Большая часть пассажиров вышла по пути на каких-то игрушечных станцийках, иногда просто микроскопических помостах на сваях с деревянной будкой. Некоторые заходили, проезжали одну-две остановки и также высаживались, лица их были то ли отрешенные, то ли скучающие. И я понял, что это богатые люди и они здесь живут – то есть отдыхают от мира, оставленного внизу. К их жилью – небольшим отелям, коттеджам, домикам, бревенчатым избам – проложены узкие тропки посреди глубоких сугробов, над которыми плывут только их головы и плечи. Это был настолько отдельный мир, что я не уверен, что эти люди, попадавшие иногда в кадр, остались на моих пленках. По-настоящему, мы бы должны были быть прозрачны друг для друга. И хотя – теоретически – они могли разориться и обнищать, я мог разбогатеть (скажем, снять гостиничный номер на сутки или двое), богатство продолжало оставаться вопросом не денег, а состояния: твердого, жидкого или газообразного. Такие видения даоса. Однако, спустившись, я переоценил задним числом не саму книгу, но образ Волшебной горы у Томаса Манна. Я понял, что кого-то это магическое видение горы способно околдовать не меньше, чем меня мой вгрызающийся в гору зубчатый поезд.
Мне не повезло в это день с дымкой, не повезло взобраться на смотровую башню на вершине Риги, откуда и открывается знаменитый вид, – но одновременно невероятно повезло, что до открытия туристического сезона еще оставалось дней десять. Не то я бы только и делал, что натыкался по всем сторонам света, куда ни пойди, на группы пялящихся и фотографирующихся туристов с энергично лопочущими на всех существующих языках экскурсоводами (у японцев и американцев особенно популярны туры типа “Швейцария за три дня”) и где-нибудь уже тихо блевал в уголке, подыхая от мизантропии и злясь на себя.
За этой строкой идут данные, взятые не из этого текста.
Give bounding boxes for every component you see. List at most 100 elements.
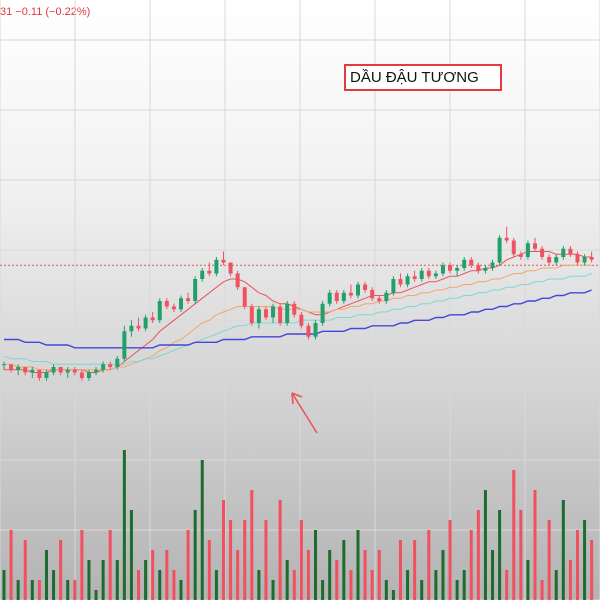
candle-body [249, 306, 254, 323]
volume-bar [512, 470, 516, 600]
candle-body [568, 248, 573, 255]
candle-body [207, 270, 212, 274]
volume-bar [321, 580, 325, 600]
candle-body [79, 372, 84, 378]
volume-bars [2, 450, 594, 600]
candle-body [320, 303, 325, 323]
candle-body [200, 270, 205, 279]
volume-bar [314, 530, 318, 600]
volume-bar [115, 560, 119, 600]
candle-body [561, 248, 566, 257]
volume-bar [278, 500, 282, 600]
volume-bar [80, 530, 84, 600]
volume-bar [207, 540, 211, 600]
candle-body [433, 273, 438, 277]
volume-bar [398, 540, 402, 600]
volume-bar [44, 550, 48, 600]
candle-body [384, 292, 389, 301]
candle-body [313, 323, 318, 337]
volume-bar [328, 550, 332, 600]
candle-body [256, 309, 261, 323]
candle-body [115, 358, 120, 367]
volume-bar [476, 510, 480, 600]
volume-bar [377, 550, 381, 600]
volume-bar [575, 530, 579, 600]
volume-bar [448, 520, 452, 600]
volume-bar [179, 580, 183, 600]
candle-body [334, 292, 339, 301]
volume-bar [250, 490, 254, 600]
candle-body [186, 298, 191, 301]
volume-bar [16, 580, 20, 600]
volume-bar [370, 570, 374, 600]
candle-body [504, 237, 509, 241]
candle-body [490, 262, 495, 268]
volume-bar [236, 550, 240, 600]
candle-body [554, 257, 559, 263]
volume-bar [2, 570, 6, 600]
candle-body [171, 306, 176, 310]
moving-average-line [4, 264, 592, 371]
volume-bar [243, 520, 247, 600]
volume-bar [221, 500, 225, 600]
candle-body [448, 265, 453, 271]
candle-body [533, 243, 537, 249]
volume-bar [52, 570, 56, 600]
price-change-readout: 31 −0.11 (−0.22%) [0, 6, 91, 18]
volume-bar [94, 590, 98, 600]
volume-bar [101, 560, 105, 600]
volume-bar [229, 520, 233, 600]
volume-bar [108, 530, 112, 600]
volume-bar [540, 580, 544, 600]
volume-bar [9, 530, 13, 600]
candle-body [299, 314, 304, 326]
candle-body [122, 331, 127, 359]
candle-body [455, 268, 460, 271]
candle-body [518, 254, 523, 257]
volume-bar [568, 560, 572, 600]
candle-body [214, 259, 219, 274]
candle-body [235, 273, 240, 288]
candle-body [157, 301, 162, 321]
candle-body [164, 301, 169, 307]
candle-body [263, 309, 268, 318]
volume-bar [200, 460, 204, 600]
candle-body [150, 317, 155, 321]
candle-body [497, 237, 502, 263]
candle-body [2, 364, 6, 366]
volume-bar [455, 580, 459, 600]
volume-bar [462, 570, 466, 600]
volume-bar [292, 570, 296, 600]
volume-bar [384, 580, 388, 600]
volume-bar [158, 570, 162, 600]
volume-bar [469, 530, 473, 600]
candle-body [370, 290, 375, 299]
red-arrow-annotation [291, 392, 318, 434]
candle-body [412, 276, 417, 279]
candle-body [86, 372, 91, 378]
moving-average-line [4, 289, 592, 349]
volume-bar [129, 510, 133, 600]
candle-body [540, 248, 545, 257]
candle-body [589, 257, 594, 260]
volume-bar [349, 570, 353, 600]
volume-bar [356, 530, 360, 600]
candle-body [462, 259, 467, 268]
candle-body [363, 284, 368, 290]
volume-bar [583, 520, 587, 600]
candle-body [582, 257, 587, 263]
candle-body [37, 369, 42, 378]
candle-body [547, 257, 552, 263]
volume-bar [122, 450, 126, 600]
volume-bar [193, 510, 197, 600]
candle-body [341, 292, 346, 301]
volume-bar [137, 570, 141, 600]
candle-body [65, 369, 70, 373]
moving-average-line [3, 273, 592, 365]
candle-body [179, 298, 183, 310]
volume-bar [533, 490, 537, 600]
candle-body [469, 259, 474, 266]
Сейчас же прибыли только дикари-одиночки и несколько пар, почти сразу же рассеявшиеся. Железнодорожник показал мне едва освещенный туннель, я поднялся лифтом в отель “Риги-Кульм”, прошел по цепи почти пустых ресторанов, толкнул дверь и оказался в снегу. От отеля расходились какие-то путаные тропы, по одной из которых я и стал подниматься, поленившись натягивать свитер и скользя в легких туфлях на кожаной подошве. Единственный раз мне могли пригодиться здесь солнцезащитные очки, и я их позабыл взять с собой.
На самом верху я встретил молодого американца с рюкзачком за спиной, крепившего лыжи на ногах. Он сказал, что башня со смотровой площадкой, кажется, закрыта – поскольку она обледенела и забираться на нее теперь очень опасно. Ограждение ушло под снег, кое-где только чернели пунктиром верхние перила, и к башне на самом деле не вело ни единого следа. Я с изумлением посмотрел на американца – он говорил об опасности, стоя на вытоптанном пятачке снега, где и происходил наш разговор, в двух шагах от километрового обрыва – я с опаской подошел к краю и заглянул вниз, на дне его поблескивали, будто потеки остывающего олова, воды озера. Все было затянуто дымкой, далеко внизу огибал утес стрекочущий белый самолетик. Мое изумление сменялось любопытством: неужели этот предостерегавший меня безумец ринется сейчас на своих лыжах куда-то вниз, словно Бонд – Джеймс Бонд. Может, это мне все здесь кажется крутизной, а он досконально знает все трассы спусков, но, обернувшись, я увидел его осторожно ступающим по снегу уже в полусотне метров от пятачка. Между нами торчал превышающий рост человека деревянный заснеженный крест. Может, я не разглядел, ослепленный снегом, и на ногах у него были эскимосские лыжи? Или же все это было какой-то шуткой в духе кастанедовского Дона Хуана?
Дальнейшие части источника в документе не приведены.